|The U.S. military has a lot to do and spends a lot of money doing it. For the major defense contractors, simulation training and support is not just big business – it is a huge business. |
Lockheed Martin, one of the world's biggest defense contractors, has nearly 3,000 employees working in its simulation, training and support division; more than half of those under one roof at their Orlando, Florida facility.
Using computer simulators to train soldiers is cost effective and safe, and here Lockheed is developing simulations of all sorts; providing training in combat convoy procedures, using various weapon systems, flying and navigating the newest jet fighters, even using simulation trainers, to teach simulation training.
Looking much like high tech video games, the advanced simulators provide basic to advanced training for operating countless vehicles, individual and multiple weapon systems, in all different environments and conditions. They are used individually, preparing soldiers for various operations, and are also networked, enabling team leaders to practice war games, using different configurations of vehicles and weapon systems.
Ground simulators train soldiers to maneuver as units through virtual environments.

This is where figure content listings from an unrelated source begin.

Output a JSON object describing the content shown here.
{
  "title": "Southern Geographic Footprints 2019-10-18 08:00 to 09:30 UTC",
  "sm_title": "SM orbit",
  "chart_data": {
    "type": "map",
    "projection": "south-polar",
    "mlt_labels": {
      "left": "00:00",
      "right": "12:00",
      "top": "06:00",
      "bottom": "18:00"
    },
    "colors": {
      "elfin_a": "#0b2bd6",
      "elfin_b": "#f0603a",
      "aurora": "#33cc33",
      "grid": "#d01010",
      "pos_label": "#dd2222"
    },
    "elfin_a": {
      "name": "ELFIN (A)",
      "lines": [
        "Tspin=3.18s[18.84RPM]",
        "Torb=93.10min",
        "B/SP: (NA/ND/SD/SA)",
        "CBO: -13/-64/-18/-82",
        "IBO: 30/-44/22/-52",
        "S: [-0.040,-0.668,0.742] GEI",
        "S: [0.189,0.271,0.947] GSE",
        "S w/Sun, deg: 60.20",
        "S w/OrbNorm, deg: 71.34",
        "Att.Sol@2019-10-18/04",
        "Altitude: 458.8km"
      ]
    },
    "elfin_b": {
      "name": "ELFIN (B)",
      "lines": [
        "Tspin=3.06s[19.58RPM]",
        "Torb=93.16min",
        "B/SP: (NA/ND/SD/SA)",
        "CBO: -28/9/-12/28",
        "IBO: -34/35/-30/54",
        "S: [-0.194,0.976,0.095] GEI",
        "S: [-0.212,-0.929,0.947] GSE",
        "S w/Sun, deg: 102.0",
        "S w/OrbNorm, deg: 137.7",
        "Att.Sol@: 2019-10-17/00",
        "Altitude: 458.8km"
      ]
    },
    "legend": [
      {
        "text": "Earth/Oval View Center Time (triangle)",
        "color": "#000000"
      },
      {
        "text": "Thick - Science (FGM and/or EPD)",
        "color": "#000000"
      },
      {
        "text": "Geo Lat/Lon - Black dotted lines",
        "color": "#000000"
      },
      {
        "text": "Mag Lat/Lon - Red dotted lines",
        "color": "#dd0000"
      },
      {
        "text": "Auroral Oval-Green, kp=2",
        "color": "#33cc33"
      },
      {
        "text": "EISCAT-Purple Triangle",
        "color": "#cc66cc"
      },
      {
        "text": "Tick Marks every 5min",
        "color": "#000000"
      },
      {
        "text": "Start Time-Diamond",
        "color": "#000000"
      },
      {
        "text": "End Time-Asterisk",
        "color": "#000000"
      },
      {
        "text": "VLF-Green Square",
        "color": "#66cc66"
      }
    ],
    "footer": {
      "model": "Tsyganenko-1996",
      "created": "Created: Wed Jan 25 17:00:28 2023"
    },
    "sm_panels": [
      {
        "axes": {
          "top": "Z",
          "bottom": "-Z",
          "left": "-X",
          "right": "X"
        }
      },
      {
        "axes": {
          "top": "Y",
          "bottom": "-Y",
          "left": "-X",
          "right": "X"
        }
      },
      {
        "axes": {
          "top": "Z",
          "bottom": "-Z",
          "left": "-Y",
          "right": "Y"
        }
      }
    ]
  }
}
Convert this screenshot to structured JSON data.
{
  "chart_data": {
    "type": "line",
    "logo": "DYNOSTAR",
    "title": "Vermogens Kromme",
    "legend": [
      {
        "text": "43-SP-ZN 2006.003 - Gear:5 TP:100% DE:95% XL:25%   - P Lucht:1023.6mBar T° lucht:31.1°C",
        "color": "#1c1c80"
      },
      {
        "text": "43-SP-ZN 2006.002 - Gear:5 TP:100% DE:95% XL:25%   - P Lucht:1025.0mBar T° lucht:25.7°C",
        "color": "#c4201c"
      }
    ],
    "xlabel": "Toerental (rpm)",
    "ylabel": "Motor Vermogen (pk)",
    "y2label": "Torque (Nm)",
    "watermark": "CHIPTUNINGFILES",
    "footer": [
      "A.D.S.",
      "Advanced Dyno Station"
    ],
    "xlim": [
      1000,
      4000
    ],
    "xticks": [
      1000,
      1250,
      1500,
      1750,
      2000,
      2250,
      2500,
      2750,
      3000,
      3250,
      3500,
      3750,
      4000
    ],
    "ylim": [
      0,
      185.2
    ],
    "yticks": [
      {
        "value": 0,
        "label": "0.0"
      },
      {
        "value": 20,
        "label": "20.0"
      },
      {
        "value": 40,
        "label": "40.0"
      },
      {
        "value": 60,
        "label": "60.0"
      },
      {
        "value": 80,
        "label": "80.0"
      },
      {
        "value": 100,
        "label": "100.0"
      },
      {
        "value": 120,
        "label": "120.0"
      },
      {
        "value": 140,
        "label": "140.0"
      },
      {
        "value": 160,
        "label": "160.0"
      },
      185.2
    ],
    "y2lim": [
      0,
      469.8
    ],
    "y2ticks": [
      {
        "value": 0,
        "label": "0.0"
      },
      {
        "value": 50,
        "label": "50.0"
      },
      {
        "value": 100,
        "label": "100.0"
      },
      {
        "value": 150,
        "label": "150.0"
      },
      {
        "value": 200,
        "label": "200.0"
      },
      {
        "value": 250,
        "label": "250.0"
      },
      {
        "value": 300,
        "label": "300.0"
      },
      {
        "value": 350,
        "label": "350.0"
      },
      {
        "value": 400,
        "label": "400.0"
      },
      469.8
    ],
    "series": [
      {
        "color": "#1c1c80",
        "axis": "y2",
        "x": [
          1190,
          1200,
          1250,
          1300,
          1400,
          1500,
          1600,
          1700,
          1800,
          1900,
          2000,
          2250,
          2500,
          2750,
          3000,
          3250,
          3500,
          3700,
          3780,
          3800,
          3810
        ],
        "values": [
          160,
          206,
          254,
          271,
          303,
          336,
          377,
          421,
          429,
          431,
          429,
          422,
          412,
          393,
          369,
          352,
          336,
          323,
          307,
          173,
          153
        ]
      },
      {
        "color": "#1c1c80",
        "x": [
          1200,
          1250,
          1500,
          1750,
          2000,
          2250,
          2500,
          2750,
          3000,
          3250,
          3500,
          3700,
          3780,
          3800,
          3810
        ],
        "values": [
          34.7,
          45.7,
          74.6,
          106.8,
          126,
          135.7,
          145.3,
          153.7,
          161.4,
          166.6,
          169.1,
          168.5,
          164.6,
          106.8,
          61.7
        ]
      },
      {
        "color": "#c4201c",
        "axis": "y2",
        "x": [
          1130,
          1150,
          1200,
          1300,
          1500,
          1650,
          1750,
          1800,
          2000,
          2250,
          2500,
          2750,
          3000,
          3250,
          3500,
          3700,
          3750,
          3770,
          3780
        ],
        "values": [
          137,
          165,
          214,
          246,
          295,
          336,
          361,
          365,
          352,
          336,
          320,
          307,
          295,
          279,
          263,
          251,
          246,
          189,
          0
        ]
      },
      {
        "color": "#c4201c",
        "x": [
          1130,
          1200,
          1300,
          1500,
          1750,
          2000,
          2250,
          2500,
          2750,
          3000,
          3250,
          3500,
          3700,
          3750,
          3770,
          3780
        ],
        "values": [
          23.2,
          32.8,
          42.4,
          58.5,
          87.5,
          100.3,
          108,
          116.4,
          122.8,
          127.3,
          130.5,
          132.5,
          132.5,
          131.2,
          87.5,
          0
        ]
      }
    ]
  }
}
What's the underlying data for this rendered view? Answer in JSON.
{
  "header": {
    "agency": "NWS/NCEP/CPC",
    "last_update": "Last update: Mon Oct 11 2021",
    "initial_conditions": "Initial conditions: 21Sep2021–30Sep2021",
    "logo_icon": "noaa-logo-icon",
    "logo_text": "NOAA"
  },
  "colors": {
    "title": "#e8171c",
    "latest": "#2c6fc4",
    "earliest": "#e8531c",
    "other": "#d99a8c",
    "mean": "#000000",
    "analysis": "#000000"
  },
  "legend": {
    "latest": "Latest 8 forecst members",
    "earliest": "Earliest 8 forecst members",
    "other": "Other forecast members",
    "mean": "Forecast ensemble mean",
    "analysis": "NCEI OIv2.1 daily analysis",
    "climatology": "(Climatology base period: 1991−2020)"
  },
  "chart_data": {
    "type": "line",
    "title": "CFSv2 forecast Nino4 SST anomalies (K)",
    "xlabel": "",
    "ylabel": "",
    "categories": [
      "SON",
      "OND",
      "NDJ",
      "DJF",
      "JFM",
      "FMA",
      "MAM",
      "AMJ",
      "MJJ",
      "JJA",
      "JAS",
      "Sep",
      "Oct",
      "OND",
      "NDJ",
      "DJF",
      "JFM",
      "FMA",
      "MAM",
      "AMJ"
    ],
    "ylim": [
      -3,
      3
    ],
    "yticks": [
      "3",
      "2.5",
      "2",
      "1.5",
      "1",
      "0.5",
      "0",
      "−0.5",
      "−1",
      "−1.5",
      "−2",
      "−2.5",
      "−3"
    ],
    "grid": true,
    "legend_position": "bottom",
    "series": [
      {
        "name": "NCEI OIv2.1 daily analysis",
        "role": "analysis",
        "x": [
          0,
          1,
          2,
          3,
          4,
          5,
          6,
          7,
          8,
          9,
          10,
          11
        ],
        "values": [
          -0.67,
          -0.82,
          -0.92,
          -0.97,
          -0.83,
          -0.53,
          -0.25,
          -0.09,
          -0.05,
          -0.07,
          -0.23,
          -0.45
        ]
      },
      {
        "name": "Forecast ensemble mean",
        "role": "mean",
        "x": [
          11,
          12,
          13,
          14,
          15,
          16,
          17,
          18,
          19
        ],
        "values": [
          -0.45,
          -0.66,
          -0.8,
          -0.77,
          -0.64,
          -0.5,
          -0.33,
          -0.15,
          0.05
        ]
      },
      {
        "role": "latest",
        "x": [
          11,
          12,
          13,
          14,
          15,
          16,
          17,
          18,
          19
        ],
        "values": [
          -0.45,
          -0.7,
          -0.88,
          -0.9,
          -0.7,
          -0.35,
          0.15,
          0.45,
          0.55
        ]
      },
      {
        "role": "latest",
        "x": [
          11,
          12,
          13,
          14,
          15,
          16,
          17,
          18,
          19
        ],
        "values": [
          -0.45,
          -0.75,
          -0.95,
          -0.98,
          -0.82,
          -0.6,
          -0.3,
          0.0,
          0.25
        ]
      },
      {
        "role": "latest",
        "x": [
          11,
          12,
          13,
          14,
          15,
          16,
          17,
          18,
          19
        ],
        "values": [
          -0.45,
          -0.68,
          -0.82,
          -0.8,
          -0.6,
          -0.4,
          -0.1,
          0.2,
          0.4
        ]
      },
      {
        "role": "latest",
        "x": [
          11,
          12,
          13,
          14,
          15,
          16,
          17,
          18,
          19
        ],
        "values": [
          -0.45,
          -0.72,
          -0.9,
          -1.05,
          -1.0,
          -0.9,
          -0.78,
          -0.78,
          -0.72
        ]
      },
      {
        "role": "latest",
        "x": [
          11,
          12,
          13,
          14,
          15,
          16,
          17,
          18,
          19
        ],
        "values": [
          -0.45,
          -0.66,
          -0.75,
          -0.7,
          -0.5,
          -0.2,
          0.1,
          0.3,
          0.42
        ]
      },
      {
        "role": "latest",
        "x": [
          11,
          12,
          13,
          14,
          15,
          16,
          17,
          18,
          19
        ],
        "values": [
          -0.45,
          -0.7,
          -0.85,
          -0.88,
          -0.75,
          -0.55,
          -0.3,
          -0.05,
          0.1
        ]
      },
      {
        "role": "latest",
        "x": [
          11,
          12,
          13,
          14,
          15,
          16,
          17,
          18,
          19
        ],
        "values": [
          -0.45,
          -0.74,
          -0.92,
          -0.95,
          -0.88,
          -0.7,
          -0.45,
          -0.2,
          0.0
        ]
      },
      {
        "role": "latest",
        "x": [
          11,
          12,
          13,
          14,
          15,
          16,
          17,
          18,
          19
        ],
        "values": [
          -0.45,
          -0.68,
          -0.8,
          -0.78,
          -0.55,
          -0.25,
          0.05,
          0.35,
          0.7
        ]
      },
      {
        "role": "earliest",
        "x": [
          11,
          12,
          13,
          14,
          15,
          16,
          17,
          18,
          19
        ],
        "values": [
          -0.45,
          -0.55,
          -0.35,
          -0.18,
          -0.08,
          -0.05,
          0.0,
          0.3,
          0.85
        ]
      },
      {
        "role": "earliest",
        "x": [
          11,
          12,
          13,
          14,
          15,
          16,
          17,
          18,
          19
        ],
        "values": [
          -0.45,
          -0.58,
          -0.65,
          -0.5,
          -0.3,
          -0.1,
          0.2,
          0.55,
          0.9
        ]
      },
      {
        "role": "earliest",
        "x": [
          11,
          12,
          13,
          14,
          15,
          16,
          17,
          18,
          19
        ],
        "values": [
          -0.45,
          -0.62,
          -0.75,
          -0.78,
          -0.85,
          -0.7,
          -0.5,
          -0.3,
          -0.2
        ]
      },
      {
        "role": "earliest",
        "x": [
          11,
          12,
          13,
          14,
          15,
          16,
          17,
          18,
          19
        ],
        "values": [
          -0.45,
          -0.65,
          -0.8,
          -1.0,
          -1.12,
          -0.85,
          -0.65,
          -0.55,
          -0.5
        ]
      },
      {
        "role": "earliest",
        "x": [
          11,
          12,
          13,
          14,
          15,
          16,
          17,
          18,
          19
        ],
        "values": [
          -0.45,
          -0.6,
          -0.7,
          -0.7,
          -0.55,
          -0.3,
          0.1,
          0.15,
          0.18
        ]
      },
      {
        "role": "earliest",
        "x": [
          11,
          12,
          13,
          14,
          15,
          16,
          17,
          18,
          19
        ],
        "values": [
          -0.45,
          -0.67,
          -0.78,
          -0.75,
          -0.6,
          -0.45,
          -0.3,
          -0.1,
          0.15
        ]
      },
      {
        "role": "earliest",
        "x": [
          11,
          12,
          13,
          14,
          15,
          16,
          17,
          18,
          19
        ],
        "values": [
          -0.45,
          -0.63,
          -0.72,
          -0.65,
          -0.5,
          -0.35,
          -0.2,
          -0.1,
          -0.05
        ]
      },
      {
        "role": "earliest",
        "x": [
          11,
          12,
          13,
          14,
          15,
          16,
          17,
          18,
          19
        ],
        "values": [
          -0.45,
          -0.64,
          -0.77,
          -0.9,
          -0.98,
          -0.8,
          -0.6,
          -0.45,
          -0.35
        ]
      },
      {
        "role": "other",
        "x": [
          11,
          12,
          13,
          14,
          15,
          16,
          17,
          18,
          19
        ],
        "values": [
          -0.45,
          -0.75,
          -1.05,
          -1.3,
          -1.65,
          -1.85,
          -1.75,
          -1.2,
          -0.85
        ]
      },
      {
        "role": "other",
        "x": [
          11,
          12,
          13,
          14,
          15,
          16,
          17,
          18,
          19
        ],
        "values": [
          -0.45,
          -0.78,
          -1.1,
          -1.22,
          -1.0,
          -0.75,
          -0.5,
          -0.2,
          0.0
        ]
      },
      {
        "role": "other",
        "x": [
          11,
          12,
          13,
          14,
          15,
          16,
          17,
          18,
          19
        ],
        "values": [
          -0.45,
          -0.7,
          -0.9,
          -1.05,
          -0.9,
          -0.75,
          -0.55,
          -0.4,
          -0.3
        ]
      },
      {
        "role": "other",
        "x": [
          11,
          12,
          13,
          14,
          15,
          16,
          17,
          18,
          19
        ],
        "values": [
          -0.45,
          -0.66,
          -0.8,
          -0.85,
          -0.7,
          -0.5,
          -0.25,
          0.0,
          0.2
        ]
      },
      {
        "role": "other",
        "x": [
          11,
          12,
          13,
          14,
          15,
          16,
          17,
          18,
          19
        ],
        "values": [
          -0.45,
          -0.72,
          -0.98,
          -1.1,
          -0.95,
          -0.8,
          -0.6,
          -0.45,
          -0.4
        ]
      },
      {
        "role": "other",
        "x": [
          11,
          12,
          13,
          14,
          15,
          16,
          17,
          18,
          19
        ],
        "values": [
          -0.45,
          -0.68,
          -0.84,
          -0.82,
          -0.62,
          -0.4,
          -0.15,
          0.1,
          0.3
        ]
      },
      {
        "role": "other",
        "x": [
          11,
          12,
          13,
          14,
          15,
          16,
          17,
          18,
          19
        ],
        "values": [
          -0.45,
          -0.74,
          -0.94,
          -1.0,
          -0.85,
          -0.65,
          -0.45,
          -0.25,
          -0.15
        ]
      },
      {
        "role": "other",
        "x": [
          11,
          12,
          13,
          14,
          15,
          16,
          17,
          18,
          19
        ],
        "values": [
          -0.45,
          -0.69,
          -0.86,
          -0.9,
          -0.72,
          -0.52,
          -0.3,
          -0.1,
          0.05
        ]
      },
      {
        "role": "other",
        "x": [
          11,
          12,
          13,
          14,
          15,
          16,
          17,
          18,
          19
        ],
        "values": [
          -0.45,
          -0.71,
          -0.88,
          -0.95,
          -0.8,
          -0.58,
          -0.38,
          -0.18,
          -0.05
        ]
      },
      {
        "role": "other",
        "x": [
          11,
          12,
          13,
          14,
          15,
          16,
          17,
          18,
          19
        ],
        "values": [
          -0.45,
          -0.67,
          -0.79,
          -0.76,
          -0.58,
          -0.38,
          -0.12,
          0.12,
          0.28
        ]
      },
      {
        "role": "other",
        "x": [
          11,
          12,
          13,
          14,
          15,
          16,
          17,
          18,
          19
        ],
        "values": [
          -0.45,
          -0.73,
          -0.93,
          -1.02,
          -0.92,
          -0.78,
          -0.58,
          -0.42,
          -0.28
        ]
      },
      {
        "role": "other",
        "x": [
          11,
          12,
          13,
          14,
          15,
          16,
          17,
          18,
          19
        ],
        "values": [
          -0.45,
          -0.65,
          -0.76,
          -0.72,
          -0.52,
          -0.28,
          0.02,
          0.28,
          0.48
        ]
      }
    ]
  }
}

Live-fire targetry and tactical engagement systems prepare soldiers for operating under stress by exposing them to simulated combat situations, and likewise, prepare military leaders to address future conflicts.
The flight simulators take pilots from initial qualification training all the way through real-time, virtual combat mission rehearsals. Military officials say simulation training is essential and has been vitally important for US military operations in Iraq.
There are also non-military uses for the simulators. Lockheed says some of the technology developed is used by law enforcement agencies around the world. Vehicle simulators for water, land and air, are important, cost effective training tools for student drivers of trucks, buses, industrial and emergency vehicles of all sorts and 'virtually' accident free.